Dr. Olga and Dr. Elena discuss: 

What has helped?

  1. Individualized stimulation aimed at production of competent eggs with sufficient levels of energy.

    During the first two weeks of the cycle until ovulation, eggs need to multiply their energy resources hundreds of times. Clearly enough — energy is needed to create a viable embryo.

    The source of energy for a cell is mitochondria, small organs inside the cell cytoplasm. Mitochondria, and hence energy resources for embryonic development only come from the egg — a sperm does not bring anything more than a half of a genome. If a cell were a city, mitochondria would be the power stations of this city.

    Evidently, short, high dose protocols do not help eggs collect enough energy for fertilization and embryonic development. 

    If protocol is too short, formally mature eggs are collected, which fail to get fertilized and develop due to low energy resources. Mitochondria did simply not manage to multiply in sufficient amounts. 

    A slower, but longer stimulation has given 11 mature eggs, 8 were normally fertilized and 5 blastocysts of good morphology were obtained. (Previously Lina has had 3 IVF cycles, fertilization rates of 20%, and only one embryo on day two was available in all three of Lina’s previous IVF cycles).
  2. Hysteroscopy has found chronic inflammation. Antibacterial, antiviral and immune therapy, before embryo transfer, has been used. 
  3. Doing one step at a time is our main strategy. 


As you can see, Lina had several reasons of infertility: egg quality, chronic inflammation, and immunity. All these issues cannot be fixed in one go.
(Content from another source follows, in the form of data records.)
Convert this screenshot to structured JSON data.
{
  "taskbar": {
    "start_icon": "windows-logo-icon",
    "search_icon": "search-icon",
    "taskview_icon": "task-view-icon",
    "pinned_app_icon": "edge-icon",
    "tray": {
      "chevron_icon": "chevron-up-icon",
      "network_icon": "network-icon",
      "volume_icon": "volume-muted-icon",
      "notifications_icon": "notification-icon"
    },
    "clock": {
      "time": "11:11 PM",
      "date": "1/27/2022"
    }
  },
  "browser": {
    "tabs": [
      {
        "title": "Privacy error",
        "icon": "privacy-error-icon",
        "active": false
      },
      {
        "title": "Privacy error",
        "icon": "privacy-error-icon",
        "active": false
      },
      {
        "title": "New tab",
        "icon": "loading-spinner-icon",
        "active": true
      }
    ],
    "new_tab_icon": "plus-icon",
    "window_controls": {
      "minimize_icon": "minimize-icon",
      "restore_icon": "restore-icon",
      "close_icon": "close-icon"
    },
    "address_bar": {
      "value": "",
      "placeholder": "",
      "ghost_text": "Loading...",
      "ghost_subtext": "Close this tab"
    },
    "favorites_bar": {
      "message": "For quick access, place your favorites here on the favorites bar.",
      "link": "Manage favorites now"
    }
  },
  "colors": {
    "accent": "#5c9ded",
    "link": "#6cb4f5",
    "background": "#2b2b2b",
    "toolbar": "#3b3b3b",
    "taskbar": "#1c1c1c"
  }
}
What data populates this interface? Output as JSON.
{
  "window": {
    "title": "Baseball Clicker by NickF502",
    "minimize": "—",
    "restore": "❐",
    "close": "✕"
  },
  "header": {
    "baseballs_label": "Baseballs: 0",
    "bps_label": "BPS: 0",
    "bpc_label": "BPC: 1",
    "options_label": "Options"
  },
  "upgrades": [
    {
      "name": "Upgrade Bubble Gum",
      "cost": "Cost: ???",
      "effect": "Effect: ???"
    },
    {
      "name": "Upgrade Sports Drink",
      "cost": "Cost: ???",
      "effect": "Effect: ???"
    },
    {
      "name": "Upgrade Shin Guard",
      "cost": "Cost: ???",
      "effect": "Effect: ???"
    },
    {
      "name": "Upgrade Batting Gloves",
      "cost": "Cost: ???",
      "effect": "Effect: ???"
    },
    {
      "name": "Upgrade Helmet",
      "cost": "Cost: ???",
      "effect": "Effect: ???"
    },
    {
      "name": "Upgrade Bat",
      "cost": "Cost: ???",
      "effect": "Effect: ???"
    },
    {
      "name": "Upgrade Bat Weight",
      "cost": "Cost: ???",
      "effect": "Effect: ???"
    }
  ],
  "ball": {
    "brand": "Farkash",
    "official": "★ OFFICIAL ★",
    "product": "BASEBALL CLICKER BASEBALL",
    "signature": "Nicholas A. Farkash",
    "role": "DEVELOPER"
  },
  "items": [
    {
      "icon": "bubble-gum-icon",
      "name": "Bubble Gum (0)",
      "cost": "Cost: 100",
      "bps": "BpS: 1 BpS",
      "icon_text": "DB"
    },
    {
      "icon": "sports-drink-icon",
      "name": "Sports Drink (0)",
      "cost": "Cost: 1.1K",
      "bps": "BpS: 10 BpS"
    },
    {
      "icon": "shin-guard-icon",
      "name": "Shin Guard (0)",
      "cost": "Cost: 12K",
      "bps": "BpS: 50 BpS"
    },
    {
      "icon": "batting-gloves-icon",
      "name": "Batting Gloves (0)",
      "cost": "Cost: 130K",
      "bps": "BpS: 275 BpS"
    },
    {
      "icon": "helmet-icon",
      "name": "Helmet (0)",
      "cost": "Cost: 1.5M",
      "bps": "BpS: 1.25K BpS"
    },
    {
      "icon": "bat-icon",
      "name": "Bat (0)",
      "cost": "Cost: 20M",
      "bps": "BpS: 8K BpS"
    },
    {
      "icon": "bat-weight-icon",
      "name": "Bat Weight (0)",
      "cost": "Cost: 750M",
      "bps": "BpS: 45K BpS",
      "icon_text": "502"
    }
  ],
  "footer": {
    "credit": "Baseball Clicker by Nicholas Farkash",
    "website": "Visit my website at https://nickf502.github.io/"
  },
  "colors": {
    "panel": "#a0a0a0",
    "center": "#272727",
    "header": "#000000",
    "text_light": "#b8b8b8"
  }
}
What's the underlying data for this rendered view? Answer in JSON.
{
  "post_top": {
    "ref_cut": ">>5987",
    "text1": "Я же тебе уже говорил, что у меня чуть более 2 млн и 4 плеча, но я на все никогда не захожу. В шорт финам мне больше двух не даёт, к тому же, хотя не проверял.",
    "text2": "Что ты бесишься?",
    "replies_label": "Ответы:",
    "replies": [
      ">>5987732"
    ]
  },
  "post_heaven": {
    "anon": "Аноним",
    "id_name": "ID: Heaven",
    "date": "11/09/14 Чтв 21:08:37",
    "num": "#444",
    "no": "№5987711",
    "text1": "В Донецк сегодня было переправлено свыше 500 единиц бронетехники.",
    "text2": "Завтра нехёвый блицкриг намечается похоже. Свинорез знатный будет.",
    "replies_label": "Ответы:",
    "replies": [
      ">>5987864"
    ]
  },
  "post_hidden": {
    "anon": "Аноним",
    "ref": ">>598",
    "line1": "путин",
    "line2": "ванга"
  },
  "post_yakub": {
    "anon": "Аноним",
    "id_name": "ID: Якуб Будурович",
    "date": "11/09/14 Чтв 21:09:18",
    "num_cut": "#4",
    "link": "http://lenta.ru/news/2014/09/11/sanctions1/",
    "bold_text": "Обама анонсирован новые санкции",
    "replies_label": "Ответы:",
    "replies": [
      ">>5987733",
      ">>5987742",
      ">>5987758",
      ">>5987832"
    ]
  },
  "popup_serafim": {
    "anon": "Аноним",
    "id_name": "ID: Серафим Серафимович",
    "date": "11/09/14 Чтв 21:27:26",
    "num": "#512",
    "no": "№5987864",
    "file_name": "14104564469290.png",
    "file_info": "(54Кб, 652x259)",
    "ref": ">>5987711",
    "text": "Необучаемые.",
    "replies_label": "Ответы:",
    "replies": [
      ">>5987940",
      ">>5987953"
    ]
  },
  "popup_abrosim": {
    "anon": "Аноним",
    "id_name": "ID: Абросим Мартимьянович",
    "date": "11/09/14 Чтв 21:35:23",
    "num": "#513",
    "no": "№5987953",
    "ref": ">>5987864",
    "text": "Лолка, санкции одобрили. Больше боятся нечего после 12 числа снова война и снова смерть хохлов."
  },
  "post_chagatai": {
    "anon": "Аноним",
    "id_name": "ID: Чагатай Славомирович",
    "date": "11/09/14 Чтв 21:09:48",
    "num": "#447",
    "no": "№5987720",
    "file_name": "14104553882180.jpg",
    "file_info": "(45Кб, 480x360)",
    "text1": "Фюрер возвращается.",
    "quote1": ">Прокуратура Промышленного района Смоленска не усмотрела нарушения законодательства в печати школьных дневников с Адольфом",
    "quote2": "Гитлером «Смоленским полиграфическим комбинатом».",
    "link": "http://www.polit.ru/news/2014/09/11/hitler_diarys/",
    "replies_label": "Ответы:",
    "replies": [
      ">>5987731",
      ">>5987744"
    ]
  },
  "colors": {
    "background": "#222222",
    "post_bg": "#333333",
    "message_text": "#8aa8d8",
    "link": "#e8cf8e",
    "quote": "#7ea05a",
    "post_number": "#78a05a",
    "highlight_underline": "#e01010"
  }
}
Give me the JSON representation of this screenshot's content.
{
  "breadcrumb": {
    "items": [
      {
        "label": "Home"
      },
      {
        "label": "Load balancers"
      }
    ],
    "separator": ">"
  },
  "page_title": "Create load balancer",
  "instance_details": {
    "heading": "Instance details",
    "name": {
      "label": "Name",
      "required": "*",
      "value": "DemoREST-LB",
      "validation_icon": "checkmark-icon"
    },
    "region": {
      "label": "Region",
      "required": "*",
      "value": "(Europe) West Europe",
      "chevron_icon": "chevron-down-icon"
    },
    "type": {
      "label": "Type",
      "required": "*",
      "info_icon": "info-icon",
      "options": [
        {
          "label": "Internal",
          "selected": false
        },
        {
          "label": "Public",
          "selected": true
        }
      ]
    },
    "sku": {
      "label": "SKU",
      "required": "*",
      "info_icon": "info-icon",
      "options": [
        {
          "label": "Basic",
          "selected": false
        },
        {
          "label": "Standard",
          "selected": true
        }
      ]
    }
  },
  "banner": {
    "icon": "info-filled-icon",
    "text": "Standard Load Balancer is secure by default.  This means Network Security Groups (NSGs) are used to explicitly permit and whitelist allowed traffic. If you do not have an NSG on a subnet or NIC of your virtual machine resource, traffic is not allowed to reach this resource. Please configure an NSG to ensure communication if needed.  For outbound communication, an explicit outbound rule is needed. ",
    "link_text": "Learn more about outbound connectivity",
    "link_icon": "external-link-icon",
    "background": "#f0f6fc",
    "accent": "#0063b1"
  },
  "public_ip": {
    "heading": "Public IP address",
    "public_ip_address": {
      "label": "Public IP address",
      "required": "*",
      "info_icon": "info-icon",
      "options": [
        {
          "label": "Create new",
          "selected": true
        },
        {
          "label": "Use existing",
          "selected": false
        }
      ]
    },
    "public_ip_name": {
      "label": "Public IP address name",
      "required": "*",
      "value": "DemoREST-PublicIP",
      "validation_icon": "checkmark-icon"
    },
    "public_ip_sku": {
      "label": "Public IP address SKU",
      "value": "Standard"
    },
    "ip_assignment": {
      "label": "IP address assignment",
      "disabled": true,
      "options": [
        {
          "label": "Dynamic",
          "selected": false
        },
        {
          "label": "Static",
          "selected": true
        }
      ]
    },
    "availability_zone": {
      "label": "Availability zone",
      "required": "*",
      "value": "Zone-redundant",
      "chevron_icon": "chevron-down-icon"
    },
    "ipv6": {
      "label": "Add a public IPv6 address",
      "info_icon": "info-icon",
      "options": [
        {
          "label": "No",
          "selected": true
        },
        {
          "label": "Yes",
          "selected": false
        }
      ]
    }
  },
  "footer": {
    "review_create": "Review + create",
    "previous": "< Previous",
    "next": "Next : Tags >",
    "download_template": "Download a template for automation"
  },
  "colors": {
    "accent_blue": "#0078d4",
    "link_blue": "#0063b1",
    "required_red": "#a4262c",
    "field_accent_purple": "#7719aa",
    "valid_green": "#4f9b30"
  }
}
We had to split the process in to three steps: 

  1. As the first step, we focus on getting competent eggs and viable blastocysts.  Clearly – having usable material for embryo transfer decides if we are able to do the next steps or not.
  2. We freeze blastocysts via vitrification to stop time for them, for a while; we need time to optimize maternal factors directly before embryo transfer.
  3. We do hysteroscopy to investigate the situation in the uterus and have opportunity to treat problems surgically, use antibiotics, antiviral and immune therapy.
  4. Embryo transfer frozen-thawed blastocyst is done into the optimally prepared endometrium in a specifically timed implantation window.